For the director, the experience of a TV show ending before its time, suspended in unsettling non-resolution, mirrored the trans experience of growing up in a body that felt disconnected from their sense of self.

“For a lot of trans people, certainly for me, there’s been an unresolved wrong since then,” says Schoenbrun.

“I literally had recurring dreams where [Twin Peaks] it would come back and work itself out… The way something like that can seep into your subconscious, as so much of David Lynch’s work does, was a major inspiration for the film.”

Brigette, left, stares straight ahead with a free expression on a football field next to Justice, right, who does the same.

Maddy (left) goes missing after their favorite TV show is cancelled, in a twist inspired by the infamous Twin Peaks S2 finale. (Sony Photos: Spencer Pazer)

As an adult who now proudly identifies as non-binary, Schoenbrun’s relationship with the media that once provided a lifeline has become more distant. They recently saw Buffy again for the first time since her early transition, a process she likens to meeting an ex.

“I could go right back to everything he meant to me, how much of myself I poured into him… [All] those moments that meant so much to me, were my definition of being in love at one point.”
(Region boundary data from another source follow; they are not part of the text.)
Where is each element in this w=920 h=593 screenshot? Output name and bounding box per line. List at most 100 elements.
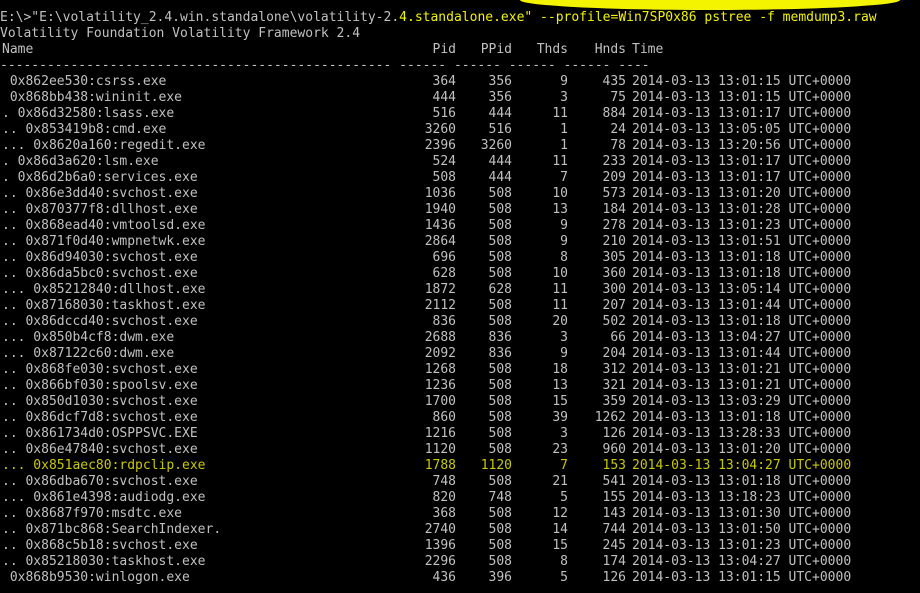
process-ppid: 836 [488, 346, 512, 361]
column-header: Name Pid PPid Thds Hnds Time [0, 42, 920, 58]
process-thds: 5 [560, 490, 568, 505]
process-name: 0x868bb438:wininit.exe [2, 90, 183, 105]
process-hnds: 278 [602, 218, 626, 233]
process-hnds: 321 [602, 378, 626, 393]
process-time: 2014-03-13 13:04:27 UTC+0000 [632, 330, 852, 345]
process-thds: 13 [552, 202, 568, 217]
process-thds: 23 [552, 442, 568, 457]
process-row: .. 0x86dcf7d8:svchost.exe 860 508 39 1262 201… [0, 410, 920, 426]
process-row: 0x868b9530:winlogon.exe 436 396 5 126 2014-03… [0, 570, 920, 586]
process-thds: 39 [552, 410, 568, 425]
process-name: .. 0x853419b8:cmd.exe [2, 122, 167, 137]
process-row: .. 0x850d1030:svchost.exe 1700 508 15 359 201… [0, 394, 920, 410]
process-pid: 2688 [424, 330, 456, 345]
process-name: . 0x86d3a620:lsm.exe [2, 154, 159, 169]
process-time: 2014-03-13 13:01:17 UTC+0000 [632, 170, 852, 185]
process-ppid: 444 [488, 154, 512, 169]
process-thds: 7 [560, 458, 568, 473]
process-row: .. 0x8687f970:msdtc.exe 368 508 12 143 2014-0… [0, 506, 920, 522]
process-ppid: 508 [488, 202, 512, 217]
column-time: Time [632, 42, 664, 57]
process-ppid: 3260 [480, 138, 512, 153]
process-hnds: 126 [602, 426, 626, 441]
process-row: .. 0x86dccd40:svchost.exe 836 508 20 502 2014… [0, 314, 920, 330]
process-row: 0x862ee530:csrss.exe 364 356 9 435 2014-03-13… [0, 74, 920, 90]
process-thds: 13 [552, 378, 568, 393]
process-row: . 0x86d3a620:lsm.exe 524 444 11 233 2014-03-1… [0, 154, 920, 170]
process-time: 2014-03-13 13:01:50 UTC+0000 [632, 522, 852, 537]
process-ppid: 508 [488, 426, 512, 441]
process-row: .. 0x86d94030:svchost.exe 696 508 8 305 2014-… [0, 250, 920, 266]
process-ppid: 836 [488, 330, 512, 345]
process-hnds: 78 [610, 138, 626, 153]
process-pid: 524 [432, 154, 456, 169]
process-pid: 628 [432, 266, 456, 281]
process-thds: 11 [552, 298, 568, 313]
process-thds: 3 [560, 330, 568, 345]
process-row: ... 0x861e4398:audiodg.exe 820 748 5 155 2014… [0, 490, 920, 506]
process-time: 2014-03-13 13:01:23 UTC+0000 [632, 218, 852, 233]
process-pid: 748 [432, 474, 456, 489]
process-ppid: 396 [488, 570, 512, 585]
framework-banner: Volatility Foundation Volatility Framewo… [0, 26, 361, 41]
process-pid: 1236 [424, 378, 456, 393]
process-thds: 9 [560, 218, 568, 233]
process-time: 2014-03-13 13:01:23 UTC+0000 [632, 538, 852, 553]
process-thds: 8 [560, 554, 568, 569]
process-thds: 15 [552, 538, 568, 553]
process-row: .. 0x871f0d40:wmpnetwk.exe 2864 508 9 210 201… [0, 234, 920, 250]
process-thds: 18 [552, 362, 568, 377]
process-time: 2014-03-13 13:01:28 UTC+0000 [632, 202, 852, 217]
process-row: .. 0x866bf030:spoolsv.exe 1236 508 13 321 201… [0, 378, 920, 394]
process-name: ... 0x850b4cf8:dwm.exe [2, 330, 175, 345]
process-hnds: 312 [602, 362, 626, 377]
process-time: 2014-03-13 13:04:27 UTC+0000 [632, 554, 852, 569]
process-ppid: 444 [488, 170, 512, 185]
process-pid: 836 [432, 314, 456, 329]
process-time: 2014-03-13 13:01:51 UTC+0000 [632, 234, 852, 249]
process-ppid: 508 [488, 554, 512, 569]
column-ppid: PPid [480, 42, 512, 57]
process-thds: 11 [552, 282, 568, 297]
process-name: .. 0x86e47840:svchost.exe [2, 442, 198, 457]
process-time: 2014-03-13 13:01:18 UTC+0000 [632, 314, 852, 329]
process-hnds: 204 [602, 346, 626, 361]
process-pid: 2112 [424, 298, 456, 313]
process-hnds: 24 [610, 122, 626, 137]
process-hnds: 153 [602, 458, 626, 473]
process-name: . 0x86d2b6a0:services.exe [2, 170, 198, 185]
process-name: .. 0x86dba670:svchost.exe [2, 474, 198, 489]
process-ppid: 508 [488, 442, 512, 457]
process-hnds: 210 [602, 234, 626, 249]
process-row: .. 0x86da5bc0:svchost.exe 628 508 10 360 2014… [0, 266, 920, 282]
process-row: .. 0x868ead40:vmtoolsd.exe 1436 508 9 278 201… [0, 218, 920, 234]
process-thds: 3 [560, 426, 568, 441]
process-row: ... 0x87122c60:dwm.exe 2092 836 9 204 2014-03… [0, 346, 920, 362]
process-row: ... 0x851aec80:rdpclip.exe 1788 1120 7 153 20… [0, 458, 920, 474]
process-row: .. 0x868fe030:svchost.exe 1268 508 18 312 201… [0, 362, 920, 378]
process-ppid: 508 [488, 314, 512, 329]
process-row: 0x868bb438:wininit.exe 444 356 3 75 2014-03-1… [0, 90, 920, 106]
process-thds: 10 [552, 186, 568, 201]
process-row: .. 0x870377f8:dllhost.exe 1940 508 13 184 201… [0, 202, 920, 218]
highlight-mark [520, 0, 900, 10]
process-hnds: 300 [602, 282, 626, 297]
process-name: .. 0x868c5b18:svchost.exe [2, 538, 198, 553]
process-name: .. 0x8687f970:msdtc.exe [2, 506, 183, 521]
process-row: .. 0x861734d0:OSPPSVC.EXE 1216 508 3 126 2014… [0, 426, 920, 442]
process-name: ... 0x851aec80:rdpclip.exe [2, 458, 206, 473]
process-name: .. 0x87168030:taskhost.exe [2, 298, 206, 313]
process-row: . 0x86d2b6a0:services.exe 508 444 7 209 2014-… [0, 170, 920, 186]
process-row: ... 0x850b4cf8:dwm.exe 2688 836 3 66 2014-03-… [0, 330, 920, 346]
process-name: .. 0x85218030:taskhost.exe [2, 554, 206, 569]
process-row: .. 0x86e3dd40:svchost.exe 1036 508 10 573 201… [0, 186, 920, 202]
process-hnds: 207 [602, 298, 626, 313]
process-hnds: 884 [602, 106, 626, 121]
console-window[interactable]: E:\>"E:\volatility_2.4.win.standalone\vo… [0, 0, 920, 593]
process-row: .. 0x871bc868:SearchIndexer. 2740 508 14 744… [0, 522, 920, 538]
process-hnds: 305 [602, 250, 626, 265]
process-pid: 1396 [424, 538, 456, 553]
column-name: Name [2, 42, 34, 57]
process-thds: 5 [560, 570, 568, 585]
process-thds: 20 [552, 314, 568, 329]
As the characters in Schoenbrun’s films deal with the dissociative sensation of seeing themselves on screen, the filmmaker can now look back on the other side, where their lives have “a better kind of love than a relationship with a TV show.”

“It was painful to remember,” they say. “I felt a lot of sympathy for the child in need [Buffy] so bad.”

Since its debut at this year’s Sundance Film Festival, I Saw the TV Glow has inspired an array of fervent reactions. The film can alienate as much as it comforts, offering few direct answers for screen-watchers, queer audiences, and everyone else who succumbs to its enigmatic presence.

“The kind of cinema I really believe in is a cinema that persists – that says something that’s not so simple as a moral,” explains Schoenbrun – an ethos they inherited from “so much of the art that supported [their] hand through life”.

“I try to make sure that every film is not wasted. It’s such hard work to make something, and the only way I know how to do it is to make something incredibly personal that people can engage with in a very deep and, hopefully, visceral way.”

I Saw the TV Glow is in theaters now.